Here are the five observations for the Vancouver game.

1. It was good to see Joe Corvo and Tim Gleason reunited on defense, but the duo still looked out sorts like the entire defense has pretty much all four games. Corvo, in particular, seemed exasperated at times, even slamming his stick against the net after losing Mason Raymond in front on the Canucks’ fourth goal. The post-game audio of Corvo further illustrates his frustration, and I think Hurricanes fans have learned that No. 77 needs confidence to be at his best. Right now, that seems to be lacking.

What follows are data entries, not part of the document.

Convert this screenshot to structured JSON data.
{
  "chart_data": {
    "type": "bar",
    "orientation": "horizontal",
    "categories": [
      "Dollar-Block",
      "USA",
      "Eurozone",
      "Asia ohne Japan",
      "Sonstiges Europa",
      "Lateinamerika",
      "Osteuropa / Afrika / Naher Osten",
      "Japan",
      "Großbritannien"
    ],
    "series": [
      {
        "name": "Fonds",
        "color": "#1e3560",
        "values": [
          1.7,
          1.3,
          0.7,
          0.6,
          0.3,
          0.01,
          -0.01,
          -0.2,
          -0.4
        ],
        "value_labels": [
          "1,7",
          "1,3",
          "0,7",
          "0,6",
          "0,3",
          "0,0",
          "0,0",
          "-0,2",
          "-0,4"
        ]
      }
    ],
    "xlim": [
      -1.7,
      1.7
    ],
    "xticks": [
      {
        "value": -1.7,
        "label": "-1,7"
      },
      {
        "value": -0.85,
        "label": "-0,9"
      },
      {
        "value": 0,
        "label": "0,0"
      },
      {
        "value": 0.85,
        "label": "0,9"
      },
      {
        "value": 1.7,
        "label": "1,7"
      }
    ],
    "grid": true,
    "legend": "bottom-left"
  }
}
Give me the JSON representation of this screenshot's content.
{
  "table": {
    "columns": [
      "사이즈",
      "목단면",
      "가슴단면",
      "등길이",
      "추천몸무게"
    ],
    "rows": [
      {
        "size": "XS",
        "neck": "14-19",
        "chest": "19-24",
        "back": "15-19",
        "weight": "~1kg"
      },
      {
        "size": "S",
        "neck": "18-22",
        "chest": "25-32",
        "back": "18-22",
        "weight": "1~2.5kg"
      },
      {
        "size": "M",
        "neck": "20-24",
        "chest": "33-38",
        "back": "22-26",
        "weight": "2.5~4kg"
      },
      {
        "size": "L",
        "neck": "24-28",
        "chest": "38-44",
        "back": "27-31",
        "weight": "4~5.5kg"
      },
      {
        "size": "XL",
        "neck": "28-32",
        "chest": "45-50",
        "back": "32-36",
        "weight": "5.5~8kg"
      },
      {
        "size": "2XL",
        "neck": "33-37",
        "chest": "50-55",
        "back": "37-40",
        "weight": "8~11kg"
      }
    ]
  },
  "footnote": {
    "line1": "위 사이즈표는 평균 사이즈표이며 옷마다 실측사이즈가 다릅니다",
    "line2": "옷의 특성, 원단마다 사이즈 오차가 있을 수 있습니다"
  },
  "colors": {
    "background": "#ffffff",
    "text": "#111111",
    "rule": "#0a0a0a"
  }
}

2. For the second straight game, coach Paul Maurice inserted a player in the lineup and he scored. Thursday it was Sergei Samsonov, and Sunday Patrick O`Sullivan got his first of the year when he slowed his entry into the zone to create a 2 on 1, then ripped a shot past Canucks goalie Cory Schneider. It was an illustration of what O'Sullivan can bring on offense, but the 25-year-old winger also hustled defensively. He was one of the bright spots in the loss.

3. Jeff Skinner wasn't nearly as noticeable playing at center as he had been on the wing, and he only took six faceoffs all night (he was a respectable 3 of 6). One game doesn't mean Skinner is a failure in the middle, but perhaps both he and Jussi Jokinen could be on the wing without compromising strength down the middle? Patrick Dwyer was better than expected — he's usually much better at wing, from where I sit — centering the fourth line, and Zac Dalpe has played well enough to get out of the press box and get a shot on the third line.

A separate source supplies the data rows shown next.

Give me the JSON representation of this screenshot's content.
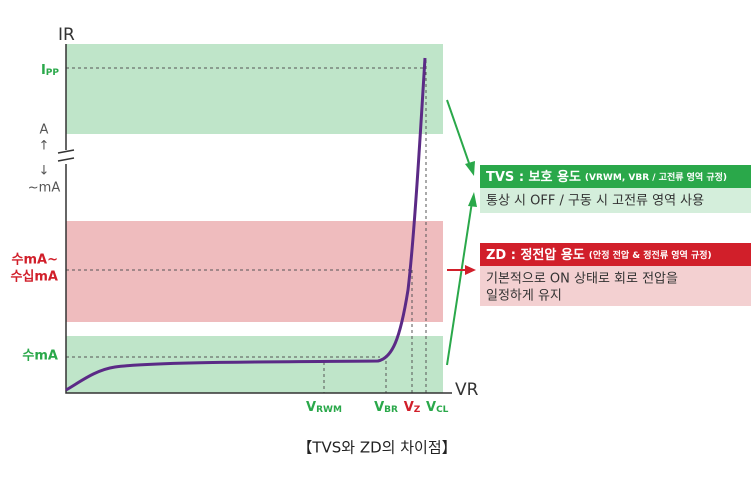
{
  "axes": {
    "y_label": "IR",
    "x_label": "VR"
  },
  "y_labels": {
    "ipp": {
      "main": "I",
      "sub": "PP"
    },
    "range_a": "A",
    "up": "↑",
    "down": "↓",
    "range_ma": "~mA",
    "zd_range_1": "수mA~",
    "zd_range_2": "수십mA",
    "low": "수mA"
  },
  "x_labels": [
    {
      "main": "V",
      "sub": "RWM"
    },
    {
      "main": "V",
      "sub": "BR"
    },
    {
      "main": "V",
      "sub": "Z"
    },
    {
      "main": "V",
      "sub": "CL"
    }
  ],
  "tvs": {
    "title": "TVS : 보호 용도",
    "note": "(VRWM, VBR / 고전류 영역 규정)",
    "body": "통상 시 OFF / 구동 시 고전류 영역 사용"
  },
  "zd": {
    "title": "ZD : 정전압 용도",
    "note": "(안정 전압 & 정전류 영역 규정)",
    "body": [
      "기본적으로 ON 상태로 회로 전압을",
      "일정하게 유지"
    ]
  },
  "caption": "【TVS와 ZD의 차이점】"
}
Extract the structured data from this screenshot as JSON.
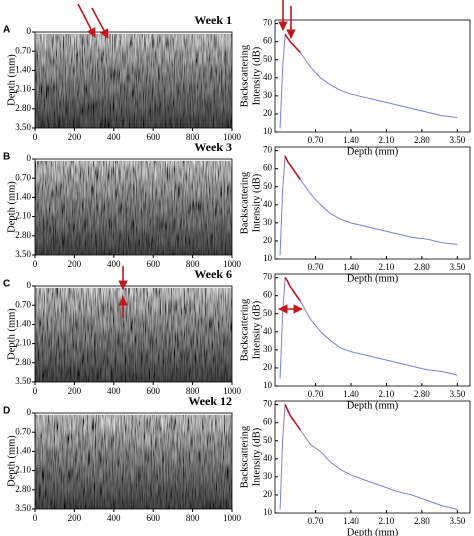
{
  "chart_data": [
    {
      "type": "image",
      "panel": "A",
      "title": "Week 1",
      "ylabel": "Depth (mm)",
      "xlim": [
        0,
        1000
      ],
      "xticks": [
        0,
        200,
        400,
        600,
        800,
        1000
      ],
      "ylim": [
        0,
        3.5
      ],
      "yticks": [
        0,
        {
          "value": 0.7,
          "label": "0.70"
        },
        {
          "value": 1.4,
          "label": "1.40"
        },
        {
          "value": 2.1,
          "label": "2.10"
        },
        {
          "value": 2.8,
          "label": "2.80"
        },
        {
          "value": 3.5,
          "label": "3.50"
        }
      ]
    },
    {
      "type": "line",
      "xlabel": "Depth (mm)",
      "ylabel": [
        "Backscattering",
        "Intensity (dB)"
      ],
      "xlim": [
        -0.1,
        3.75
      ],
      "xticks": [
        {
          "value": 0.7,
          "label": "0.70"
        },
        {
          "value": 1.4,
          "label": "1.40"
        },
        {
          "value": 2.1,
          "label": "2.10"
        },
        {
          "value": 2.8,
          "label": "2.80"
        },
        {
          "value": 3.5,
          "label": "3.50"
        }
      ],
      "ylim": [
        10,
        72
      ],
      "yticks": [
        10,
        20,
        30,
        40,
        50,
        60,
        70
      ],
      "x": [
        0,
        0.05,
        0.1,
        0.15,
        0.2,
        0.3,
        0.4,
        0.5,
        0.6,
        0.8,
        1.0,
        1.2,
        1.4,
        1.7,
        2.0,
        2.3,
        2.6,
        2.9,
        3.2,
        3.5
      ],
      "series": [
        {
          "color": "#7b7fe0",
          "values": [
            12,
            45,
            64,
            62,
            60,
            57,
            54,
            50,
            46,
            40,
            36,
            33,
            31,
            29,
            27,
            25,
            23,
            21,
            19,
            18
          ]
        },
        {
          "color": "#c0181c",
          "values": [
            null,
            null,
            64,
            62,
            60,
            57,
            54,
            null,
            null,
            null,
            null,
            null,
            null,
            null,
            null,
            null,
            null,
            null,
            null,
            null
          ]
        }
      ]
    },
    {
      "type": "image",
      "panel": "B",
      "title": "Week 3",
      "ylabel": "Depth (mm)",
      "xlim": [
        0,
        1000
      ],
      "xticks": [
        0,
        200,
        400,
        600,
        800,
        1000
      ],
      "ylim": [
        0,
        3.5
      ],
      "yticks": [
        0,
        {
          "value": 0.7,
          "label": "0.70"
        },
        {
          "value": 1.4,
          "label": "1.40"
        },
        {
          "value": 2.1,
          "label": "2.10"
        },
        {
          "value": 2.8,
          "label": "2.80"
        },
        {
          "value": 3.5,
          "label": "3.50"
        }
      ]
    },
    {
      "type": "line",
      "xlabel": "Depth (mm)",
      "ylabel": [
        "Backscattering",
        "Intensity (dB)"
      ],
      "xlim": [
        -0.1,
        3.75
      ],
      "xticks": [
        {
          "value": 0.7,
          "label": "0.70"
        },
        {
          "value": 1.4,
          "label": "1.40"
        },
        {
          "value": 2.1,
          "label": "2.10"
        },
        {
          "value": 2.8,
          "label": "2.80"
        },
        {
          "value": 3.5,
          "label": "3.50"
        }
      ],
      "ylim": [
        10,
        72
      ],
      "yticks": [
        10,
        20,
        30,
        40,
        50,
        60,
        70
      ],
      "x": [
        0,
        0.05,
        0.1,
        0.15,
        0.2,
        0.3,
        0.4,
        0.5,
        0.6,
        0.8,
        1.0,
        1.2,
        1.4,
        1.7,
        2.0,
        2.3,
        2.6,
        2.9,
        3.2,
        3.5
      ],
      "series": [
        {
          "color": "#7b7fe0",
          "values": [
            12,
            48,
            67,
            64,
            62,
            58,
            54,
            50,
            46,
            40,
            35,
            32,
            30,
            28,
            26,
            24,
            22,
            21,
            19,
            18
          ]
        },
        {
          "color": "#c0181c",
          "values": [
            null,
            null,
            67,
            64,
            62,
            58,
            54,
            null,
            null,
            null,
            null,
            null,
            null,
            null,
            null,
            null,
            null,
            null,
            null,
            null
          ]
        }
      ]
    },
    {
      "type": "image",
      "panel": "C",
      "title": "Week 6",
      "ylabel": "Depth (mm)",
      "xlim": [
        0,
        1000
      ],
      "xticks": [
        0,
        200,
        400,
        600,
        800,
        1000
      ],
      "ylim": [
        0,
        3.5
      ],
      "yticks": [
        0,
        {
          "value": 0.7,
          "label": "0.70"
        },
        {
          "value": 1.4,
          "label": "1.40"
        },
        {
          "value": 2.1,
          "label": "2.10"
        },
        {
          "value": 2.8,
          "label": "2.80"
        },
        {
          "value": 3.5,
          "label": "3.50"
        }
      ]
    },
    {
      "type": "line",
      "xlabel": "Depth (mm)",
      "ylabel": [
        "Backscattering",
        "Intensity (dB)"
      ],
      "xlim": [
        -0.1,
        3.75
      ],
      "xticks": [
        {
          "value": 0.7,
          "label": "0.70"
        },
        {
          "value": 1.4,
          "label": "1.40"
        },
        {
          "value": 2.1,
          "label": "2.10"
        },
        {
          "value": 2.8,
          "label": "2.80"
        },
        {
          "value": 3.5,
          "label": "3.50"
        }
      ],
      "ylim": [
        10,
        72
      ],
      "yticks": [
        10,
        20,
        30,
        40,
        50,
        60,
        70
      ],
      "x": [
        0,
        0.05,
        0.1,
        0.15,
        0.2,
        0.3,
        0.4,
        0.5,
        0.6,
        0.8,
        1.0,
        1.2,
        1.4,
        1.7,
        2.0,
        2.3,
        2.6,
        2.9,
        3.2,
        3.5
      ],
      "series": [
        {
          "color": "#7b7fe0",
          "values": [
            14,
            50,
            70,
            68,
            65,
            61,
            57,
            52,
            47,
            40,
            35,
            31,
            29,
            27,
            25,
            23,
            21,
            19,
            18,
            16
          ]
        },
        {
          "color": "#c0181c",
          "values": [
            null,
            null,
            70,
            68,
            65,
            61,
            57,
            null,
            null,
            null,
            null,
            null,
            null,
            null,
            null,
            null,
            null,
            null,
            null,
            null
          ]
        }
      ]
    },
    {
      "type": "image",
      "panel": "D",
      "title": "Week 12",
      "ylabel": "Depth (mm)",
      "xlim": [
        0,
        1000
      ],
      "xticks": [
        0,
        200,
        400,
        600,
        800,
        1000
      ],
      "ylim": [
        0,
        3.5
      ],
      "yticks": [
        0,
        {
          "value": 0.7,
          "label": "0.70"
        },
        {
          "value": 1.4,
          "label": "1.40"
        },
        {
          "value": 2.1,
          "label": "2.10"
        },
        {
          "value": 2.8,
          "label": "2.80"
        },
        {
          "value": 3.5,
          "label": "3.50"
        }
      ]
    },
    {
      "type": "line",
      "xlabel": "Depth (mm)",
      "ylabel": [
        "Backscattering",
        "Intensity (dB)"
      ],
      "xlim": [
        -0.1,
        3.75
      ],
      "xticks": [
        {
          "value": 0.7,
          "label": "0.70"
        },
        {
          "value": 1.4,
          "label": "1.40"
        },
        {
          "value": 2.1,
          "label": "2.10"
        },
        {
          "value": 2.8,
          "label": "2.80"
        },
        {
          "value": 3.5,
          "label": "3.50"
        }
      ],
      "ylim": [
        10,
        72
      ],
      "yticks": [
        10,
        20,
        30,
        40,
        50,
        60,
        70
      ],
      "x": [
        0,
        0.05,
        0.1,
        0.15,
        0.2,
        0.3,
        0.4,
        0.5,
        0.6,
        0.8,
        1.0,
        1.2,
        1.4,
        1.7,
        2.0,
        2.3,
        2.6,
        2.9,
        3.2,
        3.5
      ],
      "series": [
        {
          "color": "#7b7fe0",
          "values": [
            12,
            50,
            70,
            67,
            64,
            60,
            56,
            52,
            48,
            44,
            38,
            34,
            31,
            28,
            25,
            22,
            20,
            17,
            14,
            12
          ]
        },
        {
          "color": "#c0181c",
          "values": [
            null,
            null,
            70,
            67,
            64,
            60,
            56,
            null,
            null,
            null,
            null,
            null,
            null,
            null,
            null,
            null,
            null,
            null,
            null,
            null
          ]
        }
      ]
    }
  ]
}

4. Speaking of faceoffs, Eric Staal's regression on the draw is becoming a major concern. He won just five of 18 faceoffs Sunday (28 percent), and on the season his even-strength draws are terrible — 18 wins to 53 losses (25.4 percent). He has actually has won more power play (7 of 13) and shorthanded (3 of 5) faceoffs than he's lost, so you have to wonder if his focus is heightened during those special teams faceoffs. If so, that same focus needs to be there on every draw.

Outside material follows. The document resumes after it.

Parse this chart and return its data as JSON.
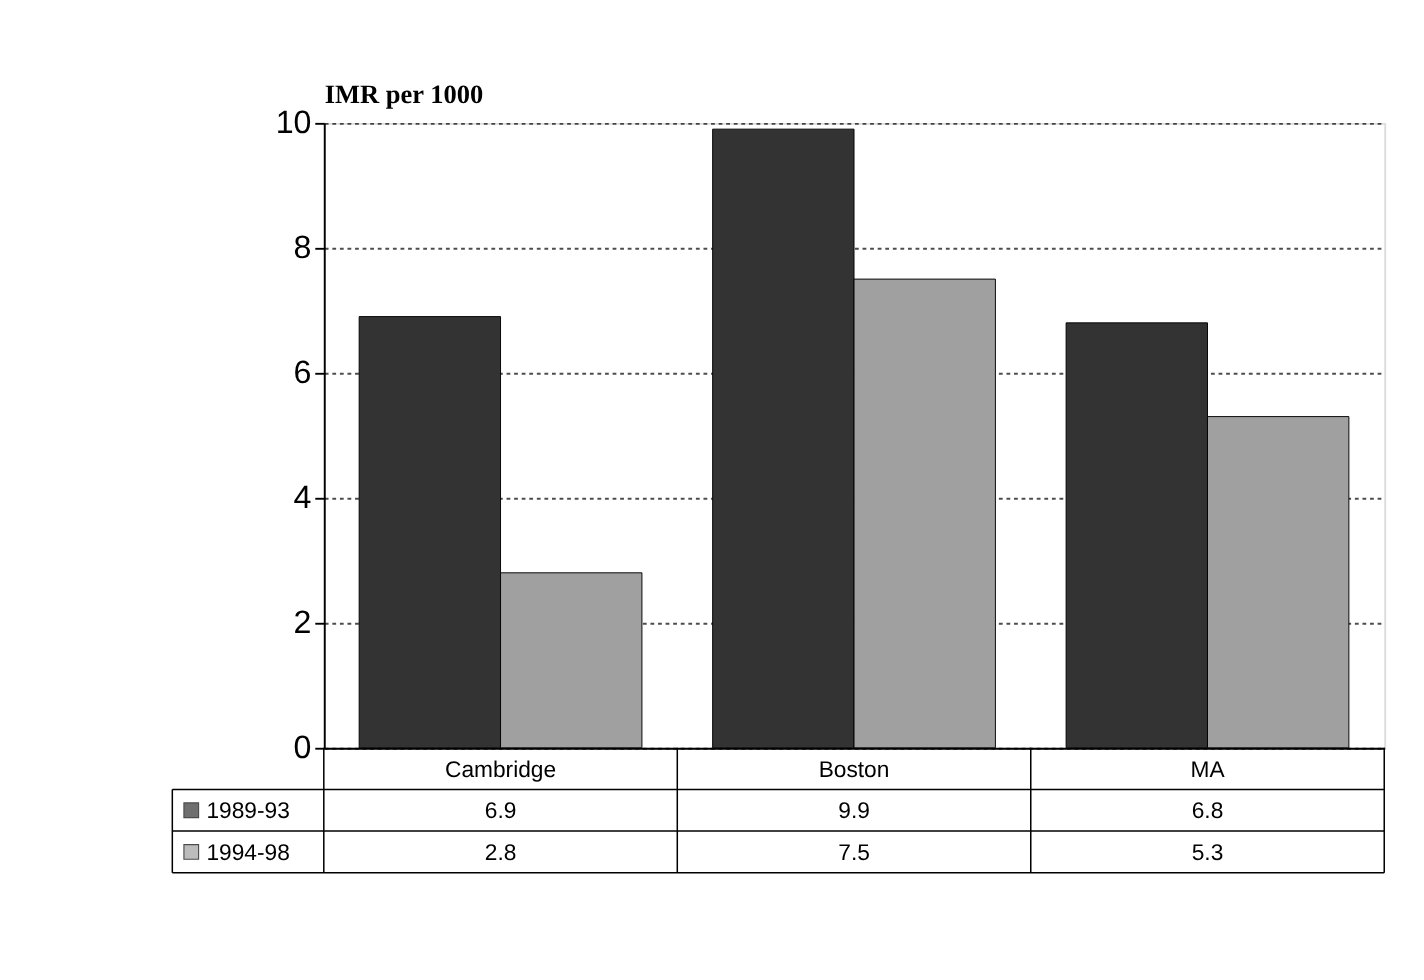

5. For those fans on the ledge: yes, the last two games have shown some major chinks in Carolina's armor, but the team is still .500. Even if they flop their way through the rest of this brutal trip — which is rough in both travel and opponents — they will hit a stretch where things will be easier on them. They have proven they can play with — and beat — the lower rung teams like Minnesota, and road losses to Vancouver (a Cup contender) and Ottawa (a playoff team that, despite outplaying Carolina, could've fallen to the Canes) aren't a badge of shame, especially coming off a European roadie. An early November stretch of games against the Islanders, Panthers (twice) and Edmonton should be a good gauge on what fans can expect this season.